Tenants at the Bushwick Houses detailed the shocking conditions and complaints of staggering neglect by the city’s scandal-scarred Housing Authority on Friday as elected officials rallied to demand urgent repairs at the complex.
“You get out of bed to use the bathroom … and you just step in it,” said Joshua Torres, 27, who lives in the Brooklyn public housing complex with his 63-year-old mother, Maria Carman.
“It’s just horrible because the water proceeds to get underneath my bed, even in the middle of the room.”
Another tenant who lives in a nearby building in the complex offered a similar story.
“They’re just horrible. They speak to you like you’re garbage,” said Natonia Dutes, a 43-years-old disabled student who needs a cane to get around and lives in the complex. “NYCHA would not come to assist.”
“Once it rains, it rains in my living room. Literally,” she added.
The list of horrors in her apartment runs the gamut from unfixed holes in her living room wall to a rotted-out bathroom, where she said one NYCHA repairman told her to replace the sink herself.

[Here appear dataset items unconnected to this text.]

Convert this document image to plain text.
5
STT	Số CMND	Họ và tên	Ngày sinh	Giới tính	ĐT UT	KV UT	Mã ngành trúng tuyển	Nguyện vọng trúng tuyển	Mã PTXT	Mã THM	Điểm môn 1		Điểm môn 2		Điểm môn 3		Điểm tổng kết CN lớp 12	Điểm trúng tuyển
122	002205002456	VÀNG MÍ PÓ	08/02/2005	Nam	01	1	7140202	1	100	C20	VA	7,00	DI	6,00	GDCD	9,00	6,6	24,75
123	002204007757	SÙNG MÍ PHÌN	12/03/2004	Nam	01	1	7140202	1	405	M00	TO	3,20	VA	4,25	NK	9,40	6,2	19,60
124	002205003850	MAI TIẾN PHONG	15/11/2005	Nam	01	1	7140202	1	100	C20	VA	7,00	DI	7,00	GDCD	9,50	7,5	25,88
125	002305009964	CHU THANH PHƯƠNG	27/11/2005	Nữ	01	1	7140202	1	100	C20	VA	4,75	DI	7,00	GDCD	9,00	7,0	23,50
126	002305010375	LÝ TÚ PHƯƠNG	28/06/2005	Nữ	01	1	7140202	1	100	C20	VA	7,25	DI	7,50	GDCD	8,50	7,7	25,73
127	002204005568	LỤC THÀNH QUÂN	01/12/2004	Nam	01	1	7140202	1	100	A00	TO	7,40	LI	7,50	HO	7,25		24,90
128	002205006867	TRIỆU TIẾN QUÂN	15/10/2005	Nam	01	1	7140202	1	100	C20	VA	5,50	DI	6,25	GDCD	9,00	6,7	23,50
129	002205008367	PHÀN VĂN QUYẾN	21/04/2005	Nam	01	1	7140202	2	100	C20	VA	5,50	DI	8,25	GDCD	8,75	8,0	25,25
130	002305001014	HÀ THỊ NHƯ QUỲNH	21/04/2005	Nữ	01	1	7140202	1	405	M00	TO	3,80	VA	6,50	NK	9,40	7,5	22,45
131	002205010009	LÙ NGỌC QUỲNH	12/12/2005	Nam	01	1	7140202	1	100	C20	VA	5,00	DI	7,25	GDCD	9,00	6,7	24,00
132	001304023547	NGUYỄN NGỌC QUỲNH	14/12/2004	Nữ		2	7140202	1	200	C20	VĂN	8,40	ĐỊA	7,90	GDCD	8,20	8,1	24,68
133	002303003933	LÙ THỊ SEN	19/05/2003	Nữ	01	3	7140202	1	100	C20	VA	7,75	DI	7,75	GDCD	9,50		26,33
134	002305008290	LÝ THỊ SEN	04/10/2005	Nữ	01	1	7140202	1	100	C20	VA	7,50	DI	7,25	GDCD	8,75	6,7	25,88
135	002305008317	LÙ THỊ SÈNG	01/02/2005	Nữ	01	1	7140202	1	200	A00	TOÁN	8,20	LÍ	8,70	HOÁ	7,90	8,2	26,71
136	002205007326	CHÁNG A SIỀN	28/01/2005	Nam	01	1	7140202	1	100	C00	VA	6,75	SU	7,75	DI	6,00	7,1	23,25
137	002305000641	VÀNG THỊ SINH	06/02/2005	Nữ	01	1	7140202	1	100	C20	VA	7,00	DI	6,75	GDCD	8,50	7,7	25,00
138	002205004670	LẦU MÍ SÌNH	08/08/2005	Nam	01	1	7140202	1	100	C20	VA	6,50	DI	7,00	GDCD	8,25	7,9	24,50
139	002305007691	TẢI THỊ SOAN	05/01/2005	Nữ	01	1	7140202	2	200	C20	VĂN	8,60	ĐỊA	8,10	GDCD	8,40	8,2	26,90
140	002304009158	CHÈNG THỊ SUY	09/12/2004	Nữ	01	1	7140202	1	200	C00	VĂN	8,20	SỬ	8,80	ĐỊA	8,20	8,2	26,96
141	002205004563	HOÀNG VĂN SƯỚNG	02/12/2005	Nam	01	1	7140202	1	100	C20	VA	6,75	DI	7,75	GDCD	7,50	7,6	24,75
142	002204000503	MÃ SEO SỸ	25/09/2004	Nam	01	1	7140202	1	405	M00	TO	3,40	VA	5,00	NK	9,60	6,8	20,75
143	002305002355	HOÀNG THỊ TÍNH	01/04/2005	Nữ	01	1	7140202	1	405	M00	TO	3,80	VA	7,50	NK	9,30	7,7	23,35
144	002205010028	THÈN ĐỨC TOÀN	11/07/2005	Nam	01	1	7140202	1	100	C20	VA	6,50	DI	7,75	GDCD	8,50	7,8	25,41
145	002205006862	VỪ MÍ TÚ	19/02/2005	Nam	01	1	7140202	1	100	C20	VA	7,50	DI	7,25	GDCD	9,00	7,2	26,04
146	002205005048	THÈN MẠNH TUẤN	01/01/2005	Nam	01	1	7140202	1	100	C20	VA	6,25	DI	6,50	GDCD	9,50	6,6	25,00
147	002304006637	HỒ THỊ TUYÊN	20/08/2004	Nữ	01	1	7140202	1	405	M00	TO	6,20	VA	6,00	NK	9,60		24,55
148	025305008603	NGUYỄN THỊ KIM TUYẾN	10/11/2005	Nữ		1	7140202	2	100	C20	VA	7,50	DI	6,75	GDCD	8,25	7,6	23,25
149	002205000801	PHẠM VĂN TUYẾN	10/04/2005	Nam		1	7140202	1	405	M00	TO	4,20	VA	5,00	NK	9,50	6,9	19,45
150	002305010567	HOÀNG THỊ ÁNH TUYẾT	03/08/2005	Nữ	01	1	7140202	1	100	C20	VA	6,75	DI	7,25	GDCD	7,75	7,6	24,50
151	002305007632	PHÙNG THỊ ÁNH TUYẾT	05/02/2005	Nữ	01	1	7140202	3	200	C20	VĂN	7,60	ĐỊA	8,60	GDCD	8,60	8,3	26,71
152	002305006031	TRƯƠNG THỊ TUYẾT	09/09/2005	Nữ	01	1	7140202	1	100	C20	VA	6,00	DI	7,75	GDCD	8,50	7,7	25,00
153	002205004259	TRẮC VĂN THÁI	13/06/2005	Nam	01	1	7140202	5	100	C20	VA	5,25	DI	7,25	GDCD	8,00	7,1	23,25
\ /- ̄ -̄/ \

“As elected officials, we feel helpless in telling them [tenants]: ‘Put your tickets in, the repairs will come. Put your tickets in, the repairs will come. There’s a system to handle that,'” said Brooklyn Borough President Antonio Reynoso during a press conference at the project. “There isn’t! It isn’t! That system does not work.”
Federal authorities mounted a partial takeover of NYCHA — which is the biggest landlord in the five boroughs — in 2019 as years of scandals over lead paint exposure, mismanagement, failed repairs, heating failures and decrepit living conditions crescendoed.
NYCHA estimates the 1,220-apartment complex that was opened in 1960 needs at least $315 million in work to bring it back to a good state of repair. All told, the agency estimated in 2017 that it needs more than $40 billion to fix all of its apartments, which totaled more than 186,000 at the time.
After years of resistance, former Mayor Bill de Blasio OK’d a strategy in 2018 to raise an estimated $13 billion through partnerships with private developers, which would allow NYCHA to receive additional federal funds to repair about 60,000 apartments.
“NYCHA staff and plumbers have been working to address these leaks, and will continue to identify and repair these lines until all work is completed,” said a NYCHA spokeswoman. “Our dedicated staff works 24/7 to address issues caused by crumbling infrastructure due to decades of disinvestment.”